Neoclassical Poets

English poets from 1660 to 1798 are generally known as neo-classical poets. They are called so because they had a great respect for classical writers and imitated much from them. Order, correctness and established rules were carefully observed. Set phrases and reasons were commonly used in their poetry. For neo-classical writers, poetry was an imitation of human life.

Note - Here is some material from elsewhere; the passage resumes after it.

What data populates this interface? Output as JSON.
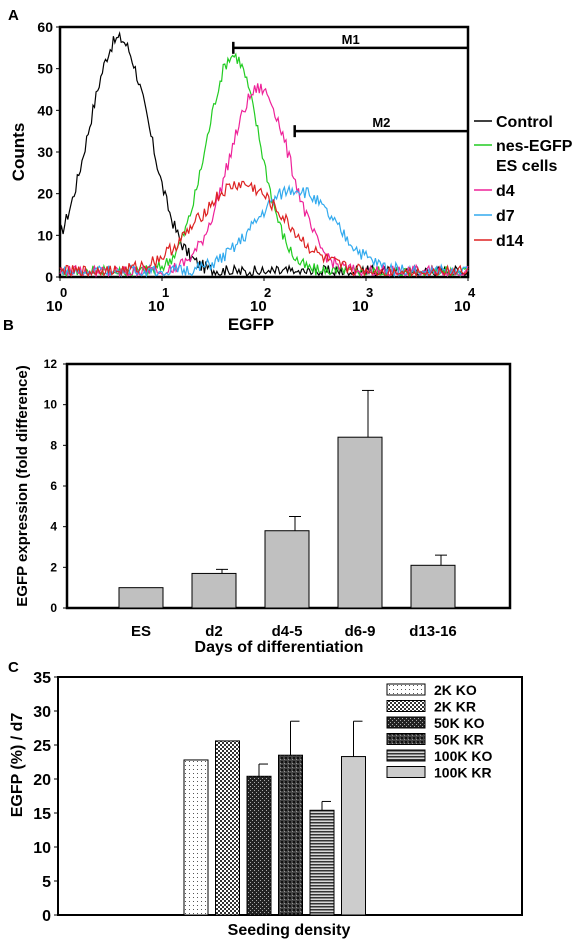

John Dryden is a famous poet of his time. Dryden wrote a great allegorical satire named Absalom and Achitophel. In this poem he had used a biblical story in order to attack the politicians of his time. Another satire is MacFlecknoe which attacks a rival poet named Shadwell. Dryden had a good command of heroic couplets through which he could write biting satires. The Ode for Saint Cecilia’s Day and Alexander’s Feast are his best short poems. During the later years of his life Dryden translated many classical works of great writers from Greek and Latin.

Alexander Pope is another famous satirical poet of the eighteenth century. Though Pope was physically weak because of his long illness, he wrote Essay on Criticism while he was still young. The book contains some remarkable expressions. In his delightful poem The Rape of the Lock he uses a trivial subject matter and treats it significantly. In his satirical poem The Dunciad Pope laughs at the poor poets who are writing for their living. He sometimes has misused his genius by attacking the individual in his poems which now seem of little importance. His later poems are the Essay on Man and four Moral Essays. The first one is somewhat philosophical. Like Dryden, he also translated some classical works of Homer.

During this time most of the poets commonly wrote poems about the man and his city life. But unlike other poets James Thomson turned to nature and wrote four poems on the seasons in blank verse. They are Winter, Summer, Spring and Autumn. But he could not avoid languages of his time. Thomson wrote another good poem The Castle of Indolence in Spenserian stanza. It contains beautiful sleepy language.

Thomas Gray was also a great poet of this age. He belonged to a group of poets who are sometimes called the Churchyard school of the poets. The Elegy Written in a Country Churchyard is one of the best poems in English by Gray. In this poem he expresses the sorrowful feelings which arise in his mind on seeing the graves of the poor country people buried near the church. His ode The Bard is a very sad song. In his Ode on a Distant Prospect of Elton College he describes the schoolboys who are happy and careless about the troubles in the coming days of their lives.

William Blake is a poet as well as an artist. Most of his poems are mysterious. It is very difficult to understand the meaning of some poems by him. Blake was a visionary poet and he never believed in earthly things. His great poetic works are Songs of Innocence and Songs of Experience. Of these, two poetic works, the second one is darker and heavier than the first one. It presents the painful realities of life.

Robert Burns was a Scottish farmer whose lyrics became famous. He wrote hundreds of songs and lyrics, and among them Mary Morrison, John Anderson and The Banks O’ Doon are famous. His love-songs include ‘My love is like a red, red rose’. He had a deep understanding of animals and love for them. Even a mouse brought a gentle poem from his pen.

One more eighteenth-century poet is worth our special notice: William Cowper’s verse shows the beginning of the swing away from the formal classical style of Pope towards the simpler, more natural expression which we shall see in Wordsworth and Coleridge.

The Churchyard School of Poets

The 18th Century was an age of great prose. Until its close, there was only second rate poetry. In the closing years, a change took place in the character of its verse that finally led to the fine Romantic poetry. The change was first seen in James Thomson’s The Seasons. It was a collection of four poems in blank verse: Winter (1726), Summer, Spring and Autumn (1730). These poems described woods, fields, birds and deserts. Though he occasionally used the artificial language of the age, he started a new trend in English poetry.

During this period, a group of young poets chose death for their subject. These poets are sometimes called the Churchyard School of poets. One of them was Edward Young. His Night Thoughts was very popular and was written in good blank verse. In this, he deals with life, death, the future world and God. It has a sad and dark atmosphere filled with strange imaginations. Robert Blair also wrote in the same tone and used the blank verse. In his poem The Grave, he requests the dead to come back and tell about the grave.

The finest poet of this school was Thomas Gray. His Elegy Written in a Country Churchyard is one of the most beautiful and famous English poems. In this elegy, he expresses his sad thoughts as he looks at the graves of the poor villagers in the churchyard of Stoke Poges. He thinks of what they would have become it, they had received the opportunity. But he feels sorry for them because they could not go to the cities to become famous. His ode The Bard is a sad song by a Welsh bard. He curses King Edward I and his race for killing all the bards of Wales.

Some poets turned to the past to escape from the orderliness of the 18th Century. Thomas Percy’s Reliques of Ancient English Poetry brought to light many old poems from the darkness of the past.